Abstract

Thyrotoxicosis-induced cardiomyopathy is a rare but potentially fatal form of non-ischemic cardiomyopathy that warrants immediate medical intervention. A 51-year-old female with no known disease sought consultation because of severe chest pain accompanied by easy fatigability and palpitation. Upon arrival at the ED, there was persistence of chest pain accompanied by vomiting, tachycardia and hypotension. ECG showed STEMI in the lead aVR, and she eventually underwent coronary angiogram, which revealed normal coronary arteries. Ancillaries showed severe hyperthyroidism with a Burch – Wartofsky score of 50. There was an elevated NT-proBNP level, and echocardiogram showed a reduced EF of 28.7% with dilated LV and global hypokinesia.

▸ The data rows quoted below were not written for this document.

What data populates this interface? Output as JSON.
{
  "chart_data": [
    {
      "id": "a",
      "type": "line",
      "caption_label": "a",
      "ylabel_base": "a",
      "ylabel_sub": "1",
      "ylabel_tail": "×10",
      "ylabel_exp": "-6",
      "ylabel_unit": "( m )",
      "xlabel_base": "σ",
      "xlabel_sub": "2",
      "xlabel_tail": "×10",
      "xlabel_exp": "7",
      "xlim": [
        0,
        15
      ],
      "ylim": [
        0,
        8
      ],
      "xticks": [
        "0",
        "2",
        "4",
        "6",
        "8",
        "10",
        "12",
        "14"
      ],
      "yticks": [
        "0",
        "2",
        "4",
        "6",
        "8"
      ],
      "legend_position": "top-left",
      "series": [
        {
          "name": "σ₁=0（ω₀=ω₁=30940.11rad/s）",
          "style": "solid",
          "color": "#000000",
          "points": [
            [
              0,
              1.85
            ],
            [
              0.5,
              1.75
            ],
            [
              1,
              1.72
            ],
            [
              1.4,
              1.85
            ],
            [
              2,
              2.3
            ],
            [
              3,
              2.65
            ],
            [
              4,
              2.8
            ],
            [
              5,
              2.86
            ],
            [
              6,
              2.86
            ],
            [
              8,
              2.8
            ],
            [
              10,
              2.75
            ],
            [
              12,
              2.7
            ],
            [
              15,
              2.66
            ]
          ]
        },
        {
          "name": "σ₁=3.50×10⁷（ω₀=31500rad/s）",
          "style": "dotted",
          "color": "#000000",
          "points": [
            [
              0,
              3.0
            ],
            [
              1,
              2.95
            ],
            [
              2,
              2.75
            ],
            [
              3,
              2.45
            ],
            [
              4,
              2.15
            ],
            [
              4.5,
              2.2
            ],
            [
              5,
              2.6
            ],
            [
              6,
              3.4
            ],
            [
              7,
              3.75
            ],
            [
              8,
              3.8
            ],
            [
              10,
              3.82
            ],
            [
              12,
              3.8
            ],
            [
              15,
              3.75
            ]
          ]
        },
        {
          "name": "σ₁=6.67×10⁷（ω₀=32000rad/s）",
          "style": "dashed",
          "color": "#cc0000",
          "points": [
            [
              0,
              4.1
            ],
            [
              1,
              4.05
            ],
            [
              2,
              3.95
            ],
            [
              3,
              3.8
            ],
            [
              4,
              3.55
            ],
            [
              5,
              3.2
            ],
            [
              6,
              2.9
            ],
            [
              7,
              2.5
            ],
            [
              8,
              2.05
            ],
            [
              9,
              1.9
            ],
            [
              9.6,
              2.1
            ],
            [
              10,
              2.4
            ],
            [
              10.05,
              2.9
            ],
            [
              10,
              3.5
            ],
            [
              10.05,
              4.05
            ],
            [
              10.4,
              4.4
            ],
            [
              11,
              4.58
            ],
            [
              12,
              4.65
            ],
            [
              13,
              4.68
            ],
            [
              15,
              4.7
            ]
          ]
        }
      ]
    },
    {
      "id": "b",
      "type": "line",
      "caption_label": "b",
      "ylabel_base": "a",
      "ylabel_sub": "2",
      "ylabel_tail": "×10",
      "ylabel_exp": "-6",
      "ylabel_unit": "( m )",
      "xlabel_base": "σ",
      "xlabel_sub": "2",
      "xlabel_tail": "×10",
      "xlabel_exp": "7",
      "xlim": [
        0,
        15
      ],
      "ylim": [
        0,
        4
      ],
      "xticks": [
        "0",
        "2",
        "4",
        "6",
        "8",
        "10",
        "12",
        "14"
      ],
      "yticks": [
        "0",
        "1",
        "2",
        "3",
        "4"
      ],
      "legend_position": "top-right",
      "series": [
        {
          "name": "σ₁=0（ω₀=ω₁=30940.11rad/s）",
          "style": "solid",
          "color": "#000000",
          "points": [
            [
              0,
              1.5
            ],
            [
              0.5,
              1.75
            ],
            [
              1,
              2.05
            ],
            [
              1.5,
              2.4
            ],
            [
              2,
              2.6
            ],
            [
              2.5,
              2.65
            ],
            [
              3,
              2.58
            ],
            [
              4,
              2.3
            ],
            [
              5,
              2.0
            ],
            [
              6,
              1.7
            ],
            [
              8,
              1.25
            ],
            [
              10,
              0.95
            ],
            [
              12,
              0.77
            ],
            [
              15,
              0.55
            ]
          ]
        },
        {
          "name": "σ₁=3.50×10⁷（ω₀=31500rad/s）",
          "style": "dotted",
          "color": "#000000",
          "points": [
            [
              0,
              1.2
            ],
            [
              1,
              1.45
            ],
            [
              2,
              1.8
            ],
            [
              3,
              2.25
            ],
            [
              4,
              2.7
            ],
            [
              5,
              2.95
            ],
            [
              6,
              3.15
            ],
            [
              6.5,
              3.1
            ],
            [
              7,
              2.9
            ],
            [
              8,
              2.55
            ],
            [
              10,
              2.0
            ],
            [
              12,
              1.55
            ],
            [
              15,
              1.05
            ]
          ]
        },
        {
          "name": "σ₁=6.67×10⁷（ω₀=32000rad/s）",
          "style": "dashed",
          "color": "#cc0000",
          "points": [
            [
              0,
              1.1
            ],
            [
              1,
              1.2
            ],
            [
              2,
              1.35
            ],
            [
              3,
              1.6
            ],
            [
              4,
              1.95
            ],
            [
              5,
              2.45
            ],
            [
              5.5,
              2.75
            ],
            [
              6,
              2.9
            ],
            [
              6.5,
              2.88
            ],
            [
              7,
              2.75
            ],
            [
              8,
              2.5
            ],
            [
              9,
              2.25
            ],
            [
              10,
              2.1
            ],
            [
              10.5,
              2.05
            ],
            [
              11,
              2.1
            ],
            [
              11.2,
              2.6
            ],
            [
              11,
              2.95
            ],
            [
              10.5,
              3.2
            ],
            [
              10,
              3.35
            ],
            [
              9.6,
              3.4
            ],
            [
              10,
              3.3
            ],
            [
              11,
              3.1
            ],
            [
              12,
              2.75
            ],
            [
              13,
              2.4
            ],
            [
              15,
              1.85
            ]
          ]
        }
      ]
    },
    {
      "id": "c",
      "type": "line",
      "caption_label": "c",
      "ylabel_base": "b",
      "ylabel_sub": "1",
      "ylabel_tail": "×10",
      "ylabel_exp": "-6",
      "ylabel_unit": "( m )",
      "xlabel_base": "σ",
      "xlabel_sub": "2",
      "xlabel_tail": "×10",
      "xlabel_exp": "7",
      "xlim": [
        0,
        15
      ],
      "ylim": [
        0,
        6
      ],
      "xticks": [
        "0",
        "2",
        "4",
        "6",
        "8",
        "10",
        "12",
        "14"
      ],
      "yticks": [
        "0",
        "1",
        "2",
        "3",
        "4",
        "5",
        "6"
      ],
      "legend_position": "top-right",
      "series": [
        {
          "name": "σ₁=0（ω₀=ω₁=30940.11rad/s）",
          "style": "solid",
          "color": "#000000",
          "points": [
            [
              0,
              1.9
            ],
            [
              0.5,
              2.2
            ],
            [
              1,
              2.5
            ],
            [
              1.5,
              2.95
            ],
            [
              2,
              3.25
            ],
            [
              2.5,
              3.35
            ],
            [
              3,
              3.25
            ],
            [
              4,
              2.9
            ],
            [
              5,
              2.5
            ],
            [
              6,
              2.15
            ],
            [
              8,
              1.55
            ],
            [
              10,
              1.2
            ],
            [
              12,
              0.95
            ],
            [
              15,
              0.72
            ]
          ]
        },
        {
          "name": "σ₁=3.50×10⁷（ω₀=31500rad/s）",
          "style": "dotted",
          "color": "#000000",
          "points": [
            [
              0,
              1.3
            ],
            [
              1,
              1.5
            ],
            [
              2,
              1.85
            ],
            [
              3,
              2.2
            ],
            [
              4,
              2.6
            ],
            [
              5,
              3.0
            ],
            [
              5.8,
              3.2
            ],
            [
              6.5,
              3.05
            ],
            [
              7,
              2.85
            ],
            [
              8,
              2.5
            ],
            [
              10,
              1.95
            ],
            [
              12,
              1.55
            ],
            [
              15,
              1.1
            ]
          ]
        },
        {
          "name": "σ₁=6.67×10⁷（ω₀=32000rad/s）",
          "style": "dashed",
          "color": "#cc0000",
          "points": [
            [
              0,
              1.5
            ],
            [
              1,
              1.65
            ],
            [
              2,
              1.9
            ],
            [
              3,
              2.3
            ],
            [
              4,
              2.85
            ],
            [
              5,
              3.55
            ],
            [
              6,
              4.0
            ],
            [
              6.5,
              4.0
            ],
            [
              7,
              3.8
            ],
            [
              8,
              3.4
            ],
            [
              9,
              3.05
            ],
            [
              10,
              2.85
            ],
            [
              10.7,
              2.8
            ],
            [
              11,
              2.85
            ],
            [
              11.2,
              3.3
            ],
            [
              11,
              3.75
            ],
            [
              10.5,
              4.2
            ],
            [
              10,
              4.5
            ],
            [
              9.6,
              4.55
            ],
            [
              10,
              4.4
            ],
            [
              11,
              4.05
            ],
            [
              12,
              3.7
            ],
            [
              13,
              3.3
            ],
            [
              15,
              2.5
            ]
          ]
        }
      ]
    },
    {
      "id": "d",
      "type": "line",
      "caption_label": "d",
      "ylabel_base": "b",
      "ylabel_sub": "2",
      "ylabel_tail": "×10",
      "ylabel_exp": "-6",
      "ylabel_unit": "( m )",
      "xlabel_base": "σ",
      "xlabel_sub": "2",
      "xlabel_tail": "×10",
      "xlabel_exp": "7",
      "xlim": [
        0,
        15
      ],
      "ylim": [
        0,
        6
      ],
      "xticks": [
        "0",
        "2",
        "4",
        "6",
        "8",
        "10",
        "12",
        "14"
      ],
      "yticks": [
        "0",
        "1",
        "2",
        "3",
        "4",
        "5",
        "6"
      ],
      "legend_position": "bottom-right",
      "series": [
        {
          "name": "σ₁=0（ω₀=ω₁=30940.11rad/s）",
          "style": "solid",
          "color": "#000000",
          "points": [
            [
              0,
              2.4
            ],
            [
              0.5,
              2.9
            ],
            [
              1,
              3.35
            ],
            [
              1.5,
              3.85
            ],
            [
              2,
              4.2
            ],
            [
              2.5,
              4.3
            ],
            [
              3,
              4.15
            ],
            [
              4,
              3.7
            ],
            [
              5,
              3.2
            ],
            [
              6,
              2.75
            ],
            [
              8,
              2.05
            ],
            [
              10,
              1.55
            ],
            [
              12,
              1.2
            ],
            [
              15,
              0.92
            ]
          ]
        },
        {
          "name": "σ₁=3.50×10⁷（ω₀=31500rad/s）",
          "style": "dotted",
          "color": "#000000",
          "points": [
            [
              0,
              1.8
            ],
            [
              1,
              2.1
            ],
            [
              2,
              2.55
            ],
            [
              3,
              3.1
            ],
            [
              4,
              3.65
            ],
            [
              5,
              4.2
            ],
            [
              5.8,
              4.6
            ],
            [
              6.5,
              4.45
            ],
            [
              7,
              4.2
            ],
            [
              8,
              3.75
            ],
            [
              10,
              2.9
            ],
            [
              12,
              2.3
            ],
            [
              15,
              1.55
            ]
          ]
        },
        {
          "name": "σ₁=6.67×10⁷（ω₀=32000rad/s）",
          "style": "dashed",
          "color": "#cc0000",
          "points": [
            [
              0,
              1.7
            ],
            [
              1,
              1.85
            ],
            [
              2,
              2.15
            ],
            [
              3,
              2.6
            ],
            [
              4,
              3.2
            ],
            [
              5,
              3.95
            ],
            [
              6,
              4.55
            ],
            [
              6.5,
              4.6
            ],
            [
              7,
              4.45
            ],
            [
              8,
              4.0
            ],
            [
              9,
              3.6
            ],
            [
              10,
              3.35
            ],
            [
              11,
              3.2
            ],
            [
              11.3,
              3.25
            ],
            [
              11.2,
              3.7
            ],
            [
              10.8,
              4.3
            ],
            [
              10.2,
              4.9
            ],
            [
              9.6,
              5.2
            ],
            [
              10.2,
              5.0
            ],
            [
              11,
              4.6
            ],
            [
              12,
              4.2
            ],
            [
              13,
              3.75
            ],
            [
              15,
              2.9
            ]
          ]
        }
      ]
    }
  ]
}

She was hooked to a norepinephrine and dobutamine drip and immediately initiated a hyperthyroid regimen, specifically methimazole, propranolol, and steroids. She was admitted to the critical care unit where initiation of SGLT-2 inhibitor and spironolactone were administered as part of the heart failure regimen. When she was out of thyroid storm, a sestamibi myocardial perfusion scan was requested, which showed normal results with improved EF. The goals of management in thyrotoxicosis-induced cardiomyopathy are early initiation of heart failure regimen, medication to prevent further ventricular remodeling, and treatment of thyroid storm. Early recognition and prompt administration of hyperthyroid treatment leads to a decreased burden of the patient’s disease and a good overall prognosis.